I wasn't even thinking of using it with my CPs, just growing it on its own because I like how it looks. I do have one nep, though. Maybe it'd like some haircap moss.
This belongs to a good friend of mine... he's the one that got me interested in its possible use
I've also seen a picture from A. Wistuba where he used it in a simular application.
Its very pretty,
it supposedly does decently as a substrate component, but I don't have any first hand knowledge
as far as I know, its use is mainly cosmetic at this point.
Seems like a beautiful and serene place. I really gotta see CPs in the wild. >_>
wow! i will need to go
Originally Posted by lizasaur
Thanks for sharing your beautiful pictures of the bog.
polytrichum is a beautiful genus of mosses. Although..looking at one, it is very very very hard to recognize them directly. Most mosses cannot be recognized without looking at its cell structure and most importantly its spore capsule. Either way...I do have polytrichum from different sources and one of the most common ones is polytrichum commune. The moss grows differently depending on the amount of light it gets. Most mosses in general grow in bright shade and I would assume polytrichum likes the same. It generally acts as a scaffolding moss for sphagnum when peat bogs are restored. On a layer of fresh peat...generally when spores and chopped up sphagnum from virgin bogs are scattered, polytrichum is the first to come up. Sphagnum uses this now support moss and the extra humidity to slowly gain control. The polytrichum does tend to hang on in few places, but most times sphagnum just overruns the polytrichum profusely.

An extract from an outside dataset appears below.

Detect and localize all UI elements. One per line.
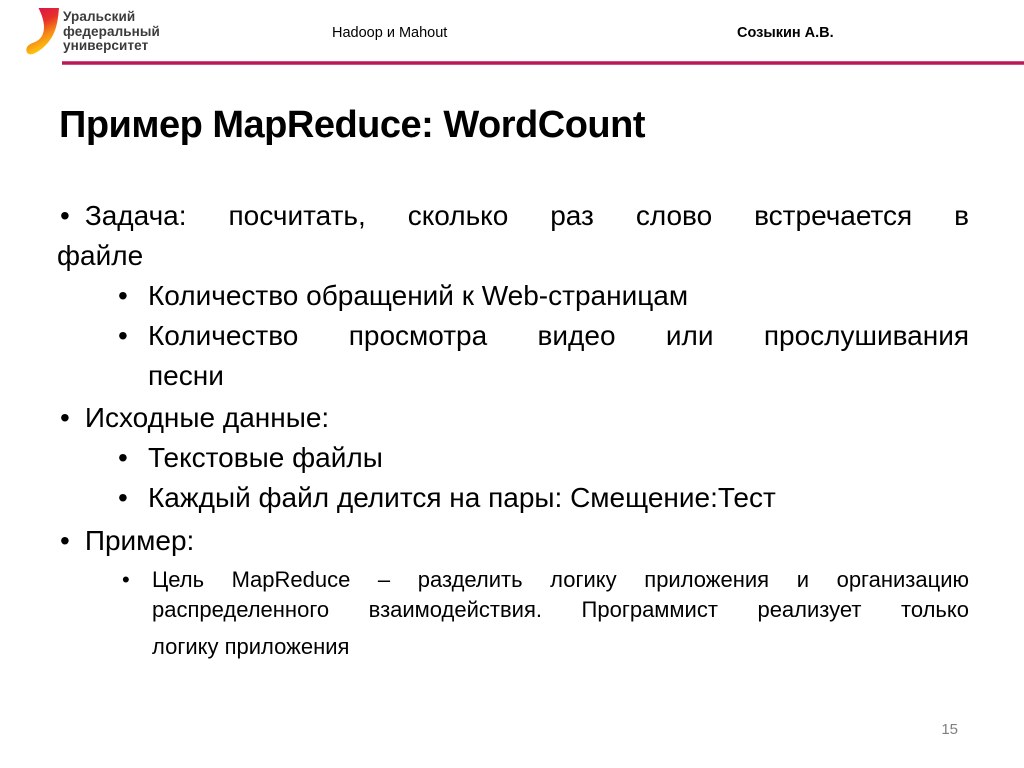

Polytrichum so in general is just like sphagnum..it doesn't harm your plants and can be grown for the top dressing. However, it is notorious for suffocating seedlings and smaller plants. It should be avoided for plants like pygmy sundews and short rosetted dews in general. However, for plants like neps, it is perhaps among the most beautiful ground cover that you can encourage. THe moss is also different in the sense that its a very stringy moss...it doesn't compact like sphagnum and has a lot of air packets in it. This makes it ideal for nep media mixes as well. ALthough, from experience, I have found that it tends to be extra open forcing you to water the plant a lot more regularly than other mixes.
Look what popped up in my planter today. I'm debating moving it to a place with less light, out of my planter with sarrs and liverworts and other moss.
It looks like the tips are browning. That's why I might move it to a shadier spot, but I'm afraid. I don't want this to die.